Is the gem suitable for the jewelry?
Is this a good insurance risk?
All kinds of gems are used in jewelry. But not all gems are suitable for all kinds of jewelry. From an insurer's point of view, some can be accidents waiting to happen.
Here are some examples of what a good appraisal for insurance should tell you—but usually does not.
Poor toughness (durability) rating
Toughness describes a gem's vulnerability to cracking or chipping under impact. Even diamond, which has a fair-good toughness rating, can chip—as insurers are well aware. But stones with poor toughness ratings, such as topaz or tanzanite, can chip fairly easily. These are not good candidates for a ring or bracelet, where they're likely to be knocked against objects that could damage them. In earrings, however, they would be quite safe.
Ideally, the appraisal for a ring with a gem of low toughness should mention the need for special care to avoid damage. This notice would remind (or inform!) the owner that the stone chips easily, and it would also caution the insurer about the higher-than-average risk.
Low hardness rating
Hardness refers to a gem's resistance to scratches. Diamond (rated 10 on the Mohs scale) is the hardest of gems. Although diamond can chip, as indicated by its middling rating for toughness, diamond's hardness makes it difficult to scratch except by another diamond.
Gems of low hardness, such as pearl, opal, jade and coral, are by nature very sensitive to surface damage and require special care to keep them safe.
Soft gems can be harmed by exposure to common household chemicals like bleach or vinegar, by perfumes and body lotions, and even by acid from the skin. Since such gems can easily be damaged, it's recommended to store the jewelry in a cloth bag to keep the gem from being scratched by other jewelry.
Because vulnerability to surface damage is the nature of soft gems, such damage would be considered normal wear and tear, for which the insurer is not liable.
Sometimes the shape of a gem makes it vulnerable to damage. This is where the mounting can come to the rescue. Marquise, princess and pear diamonds have sharp corners that could easily be chipped. A conscientious jeweler will put a gem in a setting that protects corners, a thin girdle, etc.

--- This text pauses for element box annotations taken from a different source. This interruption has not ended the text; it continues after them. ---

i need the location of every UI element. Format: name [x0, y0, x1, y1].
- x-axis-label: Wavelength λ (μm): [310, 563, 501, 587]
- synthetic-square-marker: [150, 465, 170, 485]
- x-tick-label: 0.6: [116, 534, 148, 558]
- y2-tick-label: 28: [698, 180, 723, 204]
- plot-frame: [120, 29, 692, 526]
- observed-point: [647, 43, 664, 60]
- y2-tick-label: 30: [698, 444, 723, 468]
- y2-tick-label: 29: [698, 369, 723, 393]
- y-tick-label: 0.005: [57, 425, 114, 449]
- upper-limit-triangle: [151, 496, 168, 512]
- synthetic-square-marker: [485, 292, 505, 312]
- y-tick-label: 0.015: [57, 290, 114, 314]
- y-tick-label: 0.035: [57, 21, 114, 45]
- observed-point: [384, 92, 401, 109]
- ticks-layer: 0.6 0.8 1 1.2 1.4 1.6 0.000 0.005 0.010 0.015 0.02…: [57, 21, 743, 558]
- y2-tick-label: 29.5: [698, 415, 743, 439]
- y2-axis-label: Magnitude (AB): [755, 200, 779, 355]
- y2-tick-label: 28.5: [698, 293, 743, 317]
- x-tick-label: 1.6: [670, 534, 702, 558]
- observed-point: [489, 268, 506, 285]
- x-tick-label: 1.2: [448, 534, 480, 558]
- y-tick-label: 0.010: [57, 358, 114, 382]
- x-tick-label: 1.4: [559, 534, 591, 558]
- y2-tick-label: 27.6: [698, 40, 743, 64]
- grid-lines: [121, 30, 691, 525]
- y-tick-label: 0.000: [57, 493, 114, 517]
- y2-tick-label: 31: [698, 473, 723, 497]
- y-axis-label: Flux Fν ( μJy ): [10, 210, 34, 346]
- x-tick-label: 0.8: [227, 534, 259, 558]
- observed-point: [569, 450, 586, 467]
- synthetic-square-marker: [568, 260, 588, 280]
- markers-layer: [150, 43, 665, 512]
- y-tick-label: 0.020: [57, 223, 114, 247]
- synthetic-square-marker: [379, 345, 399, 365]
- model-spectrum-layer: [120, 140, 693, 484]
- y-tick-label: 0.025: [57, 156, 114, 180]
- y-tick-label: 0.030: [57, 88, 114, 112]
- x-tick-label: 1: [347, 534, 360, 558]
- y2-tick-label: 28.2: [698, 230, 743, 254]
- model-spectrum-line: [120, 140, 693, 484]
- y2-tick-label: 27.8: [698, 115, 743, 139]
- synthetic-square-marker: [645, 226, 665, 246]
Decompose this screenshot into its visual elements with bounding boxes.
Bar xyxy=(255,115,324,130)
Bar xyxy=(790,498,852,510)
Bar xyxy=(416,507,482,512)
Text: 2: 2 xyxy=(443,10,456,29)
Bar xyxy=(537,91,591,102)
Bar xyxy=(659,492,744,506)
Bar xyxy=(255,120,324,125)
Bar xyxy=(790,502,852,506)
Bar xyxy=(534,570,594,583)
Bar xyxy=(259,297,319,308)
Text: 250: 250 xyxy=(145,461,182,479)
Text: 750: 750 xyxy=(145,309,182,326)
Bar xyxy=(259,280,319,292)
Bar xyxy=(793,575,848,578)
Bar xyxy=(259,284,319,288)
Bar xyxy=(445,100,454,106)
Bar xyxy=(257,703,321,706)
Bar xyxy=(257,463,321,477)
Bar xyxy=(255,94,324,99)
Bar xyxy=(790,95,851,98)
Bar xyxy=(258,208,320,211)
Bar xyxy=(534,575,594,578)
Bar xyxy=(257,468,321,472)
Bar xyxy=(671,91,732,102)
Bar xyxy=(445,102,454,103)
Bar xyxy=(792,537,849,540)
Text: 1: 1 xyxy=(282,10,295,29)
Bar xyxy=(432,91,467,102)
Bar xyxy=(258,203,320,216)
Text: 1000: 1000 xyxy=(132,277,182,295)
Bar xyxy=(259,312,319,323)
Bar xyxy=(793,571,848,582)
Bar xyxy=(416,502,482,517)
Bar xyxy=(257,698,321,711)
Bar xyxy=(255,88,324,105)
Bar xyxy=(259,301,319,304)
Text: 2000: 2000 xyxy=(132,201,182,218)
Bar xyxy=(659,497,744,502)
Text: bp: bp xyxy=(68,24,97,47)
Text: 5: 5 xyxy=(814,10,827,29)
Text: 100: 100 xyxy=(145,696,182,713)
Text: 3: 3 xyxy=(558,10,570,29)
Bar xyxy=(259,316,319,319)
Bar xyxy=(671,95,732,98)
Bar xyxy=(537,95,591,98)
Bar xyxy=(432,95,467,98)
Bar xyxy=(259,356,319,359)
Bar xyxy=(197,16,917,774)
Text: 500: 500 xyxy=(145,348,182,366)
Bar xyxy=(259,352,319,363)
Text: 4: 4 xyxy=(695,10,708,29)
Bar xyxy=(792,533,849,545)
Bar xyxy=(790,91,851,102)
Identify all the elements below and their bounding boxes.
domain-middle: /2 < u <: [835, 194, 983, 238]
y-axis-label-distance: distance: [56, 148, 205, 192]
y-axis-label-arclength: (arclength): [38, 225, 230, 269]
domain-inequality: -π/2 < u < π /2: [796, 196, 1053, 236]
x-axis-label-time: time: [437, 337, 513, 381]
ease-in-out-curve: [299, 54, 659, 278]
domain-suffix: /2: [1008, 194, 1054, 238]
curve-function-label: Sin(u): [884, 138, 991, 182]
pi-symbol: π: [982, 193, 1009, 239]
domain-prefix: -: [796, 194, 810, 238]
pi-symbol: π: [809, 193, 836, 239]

If the mounting of a stone is not sufficient to keep the gem in place and safe, if the mounting has loose prongs or if the gem's corners are not protected, that should be mentioned on the appraisal. A poor setting greatly increases the risk of damage or loss of the stone.
Highly fractured gems are not solid and so are vulnerable to breakage. The fractures are often filled with some non-gem material to make them less visible, but they are still fractures and the stone is still weak. The fracture-filling treatment is especially common with emeralds, because emeralds are by nature highly fractured.
Fracture-filled stones can be damaged by heat (such as hot water used in washing dishes), air pressure changes (as in an airplane cabin), or chemicals. If the fill material breaks down, the fractures will again become apparent.
Fracture-filling should always be noted on the appraisal because it has a serious effect on durability and valuation! Sometimes appraisals or sales documents use the term "clarity enhanced", suggesting that something's been done to make the stone better. In truth, the treatment has only made the stone look better, better than it really is.
Insurers should be aware that fracture-filling, or clarity enhancement, signals a weak stone that is vulnerable to breakage. It is inherent vice.
The risk of damage is so great that some insurers have chosen not to insure any fracture-filled stones.
Composite rubies have been big news for the past few years, ever since Macy's was sued for selling them. Described by some as fracture-filled rubies on steroids, these stones often have more lead-glass filling than ruby material and would fall to pieces if they were heated and the glass oozed out.
The red stone at right is a composite ruby. The picture below it shows a large piece of the yellow lead-glass used in the treatment oozing out of a piece of ruby rough.
Composite rubies ought not to be in jewelry at all, since the likelihood of damage is so high. Insurers should not insure them.
FOR AGENTS & UNDERWRITERS
The discussion above covers only some of the situations that affect insurance risk. A conscientious jeweler or appraiser will tell the jewelry owner of any conditions that require special care or precautions to keep the jewelry safe.
Ideally, such information should also be on the appraisal, stated prominently and not buried in fine print of appraisal boilerplate. The special care need not be described, but a note about the requirement for care would be a signal to the insurer.
Meanwhile, some things to look for on the appraisal:
- "Composite ruby" – high likelihood of damage, do not insure!
- "Fracture-filled" or "clarity enhanced" – we recommend not to insure
- Princess, marquise, or pear diamond – check picture: are the points of the gem protected in the setting?
Recommend that your clients get a detailed appraisal on JISO 78/79 form, written by a trained gemologist (GG, FGA+, or equivalent) who has additional insurance appraisal training. One course offering such additional training is the Certified Insurance Appraiser™ (CIA) course of the Jewelry Insurance Appraisal Institute.
Study the appraisal and other documents for such words as treated, enhanced, clarity enhanced, lead-glass enhanced, fracture filled or composite. This is crucial information when you are pricing a replacement.
Clarity-enhanced, or fracture-filled, stones are worth far less than untreated gems of similar appearance. Use every means possible to determine whether or not the gem has been fracture-filled.
For damage claims, ask the policyholder whether the jewelry has recently been cleaned or the gem reset, or whether it had been exposed to such common household solvents as bleach, ammonia or lemon juice. Fracture-fill materials often discolor or break down under the stress of heat or chemicals, causing the stone to appear damaged. In such cases, it's really the filling that's been damaged and the insurer is not liable.
Normal wear and tear may significantly alter the appearance of gems with low hardness ratings.
If you are unsure about whether damage was due to inherent vice, you may want to consult a jewelry insurance expert.